The next day and a half consisted of reading, sleeping, swimming, eating and more reading. In the evening the group gathered for dinner and then sat around drinking wine and beer, smoking a sheesha (a hooka) and getting to know each other better.

Some of us stayed up late into the night, and Michael took advantage of the evening to experiment with long exposure photography. The image on this post is a view of the sea and the camp owner's dog. Beautiful, no?
Yesterday we left around 1pm for the ferry that would take us to Jordan. It was supposed to leave at 2pm but it was late and we ended up leaving at...8pm. Whoa. Talk about fashionably late. Luckily everyone stayed in good spirits by reading, playing games and napping in the dingy crowded waiting station. I even taught Tadas how to play cribbage! At one point, Michael looked around and said, "Of the over 100 people in here, I think there are about 10 women, and 7 of them are in our group." Tadas thought that probably, since the ferry cost a considerable amount for an Egyptian (70 American Dollars), they were probably traveling to Jordan for temporary work and therefore, mostly men.

We arrived in Aquaba, Jordan, the only port to the Red Sea, yesterday evening around 10:30pm. Here in the Middle East, foreigners get the premium treatment--they let us board and disembark from the ferry first and gave us a comfortable bus ride to and from the waiting station and the ferry. And, true to form, a majority of the officials we came in contact with said "Welcome to Jordan" just like in Egypt. No, it's not exactly how we treat foreigners in the States, is it? Imagine if we were all so welcoming...it certainly makes a difference in one's perspective of the country.
In a few hours we'll head out for a ride through the Wadi Rum desert in a 4WD to see the landscape. We've been promised sand dunes and sites where Lawrence of Arabia presumably stayed. We've also been promised lots of heat. If the walk to this internet point is any indication, we're in for a broiler...

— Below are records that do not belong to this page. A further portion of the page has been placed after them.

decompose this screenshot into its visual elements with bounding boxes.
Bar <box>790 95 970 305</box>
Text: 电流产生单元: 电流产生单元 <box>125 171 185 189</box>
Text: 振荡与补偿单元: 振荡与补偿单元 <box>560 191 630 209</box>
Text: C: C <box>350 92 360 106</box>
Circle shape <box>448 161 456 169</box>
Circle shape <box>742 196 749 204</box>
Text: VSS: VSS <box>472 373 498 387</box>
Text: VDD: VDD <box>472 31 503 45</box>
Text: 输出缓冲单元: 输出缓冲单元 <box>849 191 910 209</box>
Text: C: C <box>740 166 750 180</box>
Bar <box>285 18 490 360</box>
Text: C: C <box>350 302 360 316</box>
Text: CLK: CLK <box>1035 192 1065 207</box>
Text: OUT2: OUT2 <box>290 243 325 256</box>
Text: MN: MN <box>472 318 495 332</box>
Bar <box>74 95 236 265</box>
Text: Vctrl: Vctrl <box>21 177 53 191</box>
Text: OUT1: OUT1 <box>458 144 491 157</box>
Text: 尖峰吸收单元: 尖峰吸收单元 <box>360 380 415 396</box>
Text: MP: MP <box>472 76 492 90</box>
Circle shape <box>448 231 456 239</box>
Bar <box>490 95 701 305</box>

As I type this, the call to prayer has come over the loudspeakers that blare throughout each city five times a day, at 4:30am, 1:30pm, 4:30pm, 7:30pm and 9:30pm. It's a hauntingly beautiful sound that reminds Muslims of one of the five pillars of Islam, to pray every day 5 times to thank Allah (God) for their existence. It's really a cool thing to hear, not to mention that it's a special little reminder that we're not in Kansas anymore Toto.